The network outputs will be in the range 0 to 1, so we threshold them to get 1's and 0's indicating cancer or normal patients respectively.
testX = x(:,tr.testInd); testT = t(:,tr.testInd); testY = net(testX); testClasses = testY > 0.5
testClasses = 2x32 logical array Columns 1 through 19 1 1 1 1 1 1 1 1 1 1 1 1 1 0 0 1 1 0 0 0 0 0 0 0 0 0 0 0 0 0 0 0 1 1 0 0 1 1 Columns 20 through 32 1 1 0 0 0 0 0 0 0 0 0 1 0 0 0 1 1 1 1 1 1 1 1 1 0 1
One measure of how well the neural network has fit the data is the confusion plot. Here the confusion matrix is plotted across all samples.
The confusion matrix shows the percentages of correct and incorrect classifications. Correct classifications are the green squares on the matrices diagonal. Incorrect classifications form the red squares.
If the network has learned to classify properly, the percentages in the red squares should be very small, indicating few misclassifications.
If this is not the case then further training, or training a network with more hidden neurons, would be advisable.
Here are the overall percentages of correct and incorrect classification.

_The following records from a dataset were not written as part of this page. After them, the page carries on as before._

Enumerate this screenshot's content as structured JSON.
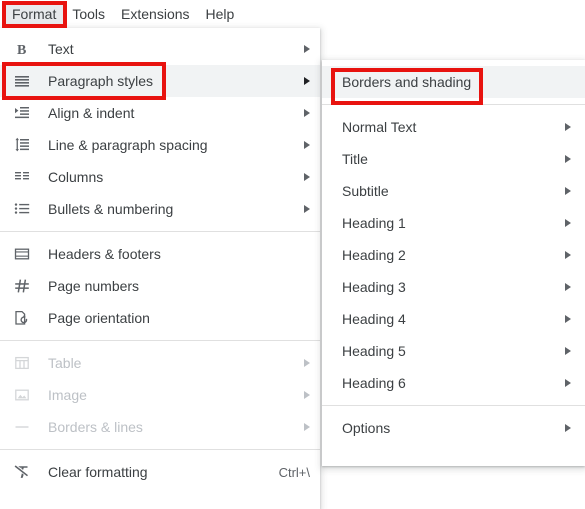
{
  "menubar": {
    "items": [
      {
        "label": "Format",
        "active": true
      },
      {
        "label": "Tools",
        "active": false
      },
      {
        "label": "Extensions",
        "active": false
      },
      {
        "label": "Help",
        "active": false
      }
    ]
  },
  "format_menu": {
    "items": [
      {
        "label": "Text",
        "icon": "bold-b-icon",
        "arrow": true,
        "disabled": false,
        "highlighted": false,
        "shortcut": ""
      },
      {
        "label": "Paragraph styles",
        "icon": "paragraph-lines-icon",
        "arrow": true,
        "disabled": false,
        "highlighted": true,
        "shortcut": ""
      },
      {
        "label": "Align & indent",
        "icon": "align-indent-icon",
        "arrow": true,
        "disabled": false,
        "highlighted": false,
        "shortcut": ""
      },
      {
        "label": "Line & paragraph spacing",
        "icon": "line-spacing-icon",
        "arrow": true,
        "disabled": false,
        "highlighted": false,
        "shortcut": ""
      },
      {
        "label": "Columns",
        "icon": "columns-icon",
        "arrow": true,
        "disabled": false,
        "highlighted": false,
        "shortcut": ""
      },
      {
        "label": "Bullets & numbering",
        "icon": "bullets-numbering-icon",
        "arrow": true,
        "disabled": false,
        "highlighted": false,
        "shortcut": ""
      },
      {
        "separator": true
      },
      {
        "label": "Headers & footers",
        "icon": "headers-footers-icon",
        "arrow": false,
        "disabled": false,
        "highlighted": false,
        "shortcut": ""
      },
      {
        "label": "Page numbers",
        "icon": "hash-icon",
        "arrow": false,
        "disabled": false,
        "highlighted": false,
        "shortcut": ""
      },
      {
        "label": "Page orientation",
        "icon": "page-orientation-icon",
        "arrow": false,
        "disabled": false,
        "highlighted": false,
        "shortcut": ""
      },
      {
        "separator": true
      },
      {
        "label": "Table",
        "icon": "table-icon",
        "arrow": true,
        "disabled": true,
        "highlighted": false,
        "shortcut": ""
      },
      {
        "label": "Image",
        "icon": "image-icon",
        "arrow": true,
        "disabled": true,
        "highlighted": false,
        "shortcut": ""
      },
      {
        "label": "Borders & lines",
        "icon": "borders-lines-icon",
        "arrow": true,
        "disabled": true,
        "highlighted": false,
        "shortcut": ""
      },
      {
        "separator": true
      },
      {
        "label": "Clear formatting",
        "icon": "clear-formatting-icon",
        "arrow": false,
        "disabled": false,
        "highlighted": false,
        "shortcut": "Ctrl+\\"
      }
    ]
  },
  "styles_submenu": {
    "items": [
      {
        "label": "Borders and shading",
        "arrow": false,
        "highlighted": true
      },
      {
        "separator": true
      },
      {
        "label": "Normal Text",
        "arrow": true,
        "highlighted": false
      },
      {
        "label": "Title",
        "arrow": true,
        "highlighted": false
      },
      {
        "label": "Subtitle",
        "arrow": true,
        "highlighted": false
      },
      {
        "label": "Heading 1",
        "arrow": true,
        "highlighted": false
      },
      {
        "label": "Heading 2",
        "arrow": true,
        "highlighted": false
      },
      {
        "label": "Heading 3",
        "arrow": true,
        "highlighted": false
      },
      {
        "label": "Heading 4",
        "arrow": true,
        "highlighted": false
      },
      {
        "label": "Heading 5",
        "arrow": true,
        "highlighted": false
      },
      {
        "label": "Heading 6",
        "arrow": true,
        "highlighted": false
      },
      {
        "separator": true
      },
      {
        "label": "Options",
        "arrow": true,
        "highlighted": false
      }
    ]
  },
  "annotations": {
    "color": "#e8130f",
    "boxes": [
      {
        "name": "format-menubar-highlight"
      },
      {
        "name": "paragraph-styles-highlight"
      },
      {
        "name": "borders-and-shading-highlight"
      }
    ]
  }
}
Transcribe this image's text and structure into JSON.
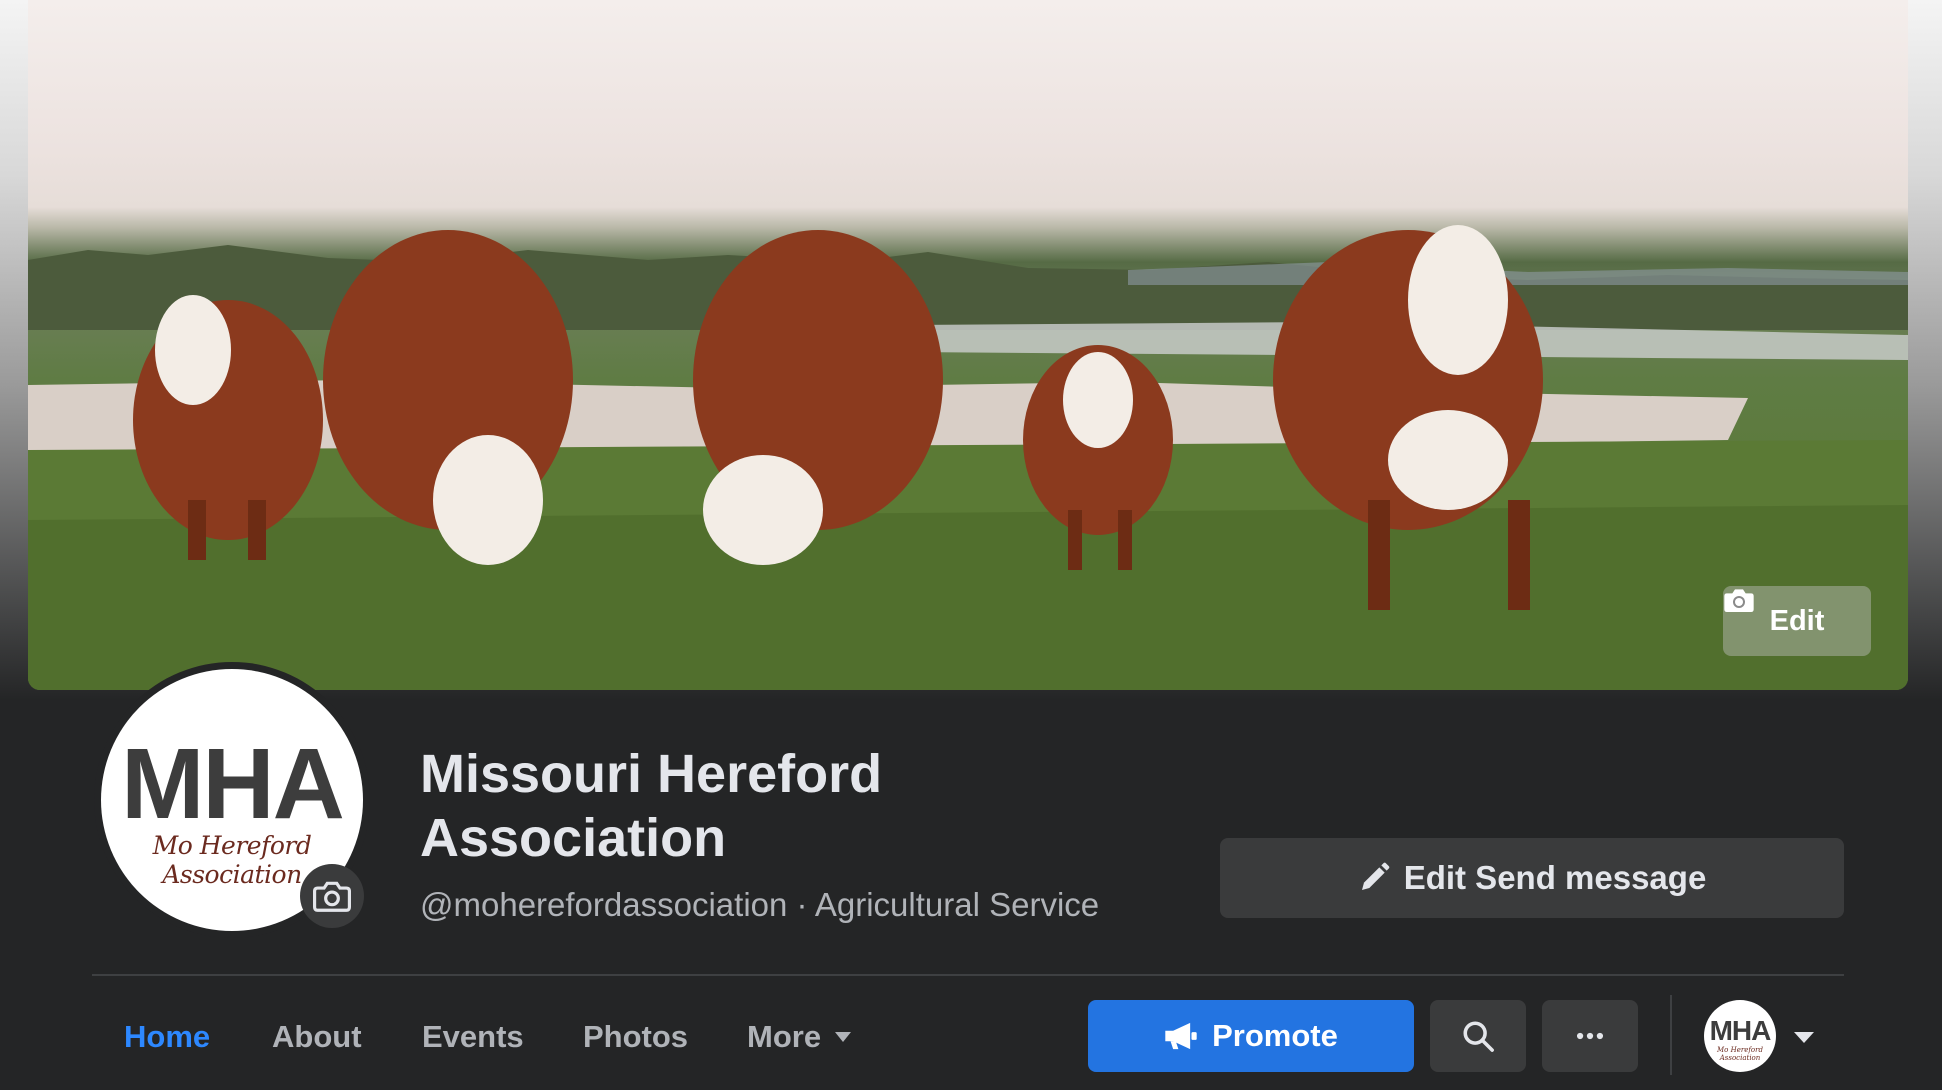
{
  "cover": {
    "edit_label": "Edit"
  },
  "profile": {
    "avatar_initials": "MHA",
    "avatar_script": "Mo Hereford Association",
    "name": "Missouri Hereford Association",
    "meta": "@moherefordassociation · Agricultural Service"
  },
  "actions": {
    "edit_send_label": "Edit Send message"
  },
  "tabs": [
    {
      "label": "Home",
      "active": true
    },
    {
      "label": "About",
      "active": false
    },
    {
      "label": "Events",
      "active": false
    },
    {
      "label": "Photos",
      "active": false
    },
    {
      "label": "More",
      "active": false
    }
  ],
  "toolbar": {
    "promote_label": "Promote",
    "search_icon": "search-icon",
    "more_icon": "ellipsis-icon"
  },
  "account": {
    "initials": "MHA",
    "script": "Mo Hereford Association"
  },
  "colors": {
    "background": "#242526",
    "accent": "#2d88ff",
    "promote": "#2374e1",
    "button": "#3a3b3c",
    "text_primary": "#e4e6eb",
    "text_secondary": "#b0b3b8"
  }
}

[c,cm] = confusion(testT,testY) fprintf('Percentage Correct Classification : %f%%\n', 100*(1-c)); fprintf('Percentage Incorrect Classification : %f%%\n', 100*c);
c = 0.1562 cm = 13 0 5 14 Percentage Correct Classification : 84.375000% Percentage Incorrect Classification : 15.625000%
Another measure of how well the neural network has fit data is the receiver operating characteristic plot. This shows how the false positive and true positive rates relate as the thresholding of outputs is varied from 0 to 1.
The farther left and up the line is, the fewer false positives need to be accepted in order to get a high true positive rate. The best classifiers will have a line going from the bottom left corner, to the top left corner, to the top right corner, or close to that.
Class 1 indicate cancer patiencts, class 2 normal patients.
This example illustrated how neural networks can be used as classifiers for cancer detection. One can also experiment using techniques like principal component analysis to reduce the dimensionality of the data to be used for building neural networks to improve classifier performance.
 T.P. Conrads, et al., "High-resolution serum proteomic features for ovarian detection", Endocrine-Related Cancer, 11, 2004, pp. 163-178.
 E.F. Petricoin, et al., "Use of proteomic patterns in serum to identify ovarian cancer", Lancet, 359(9306), 2002, pp. 572-577.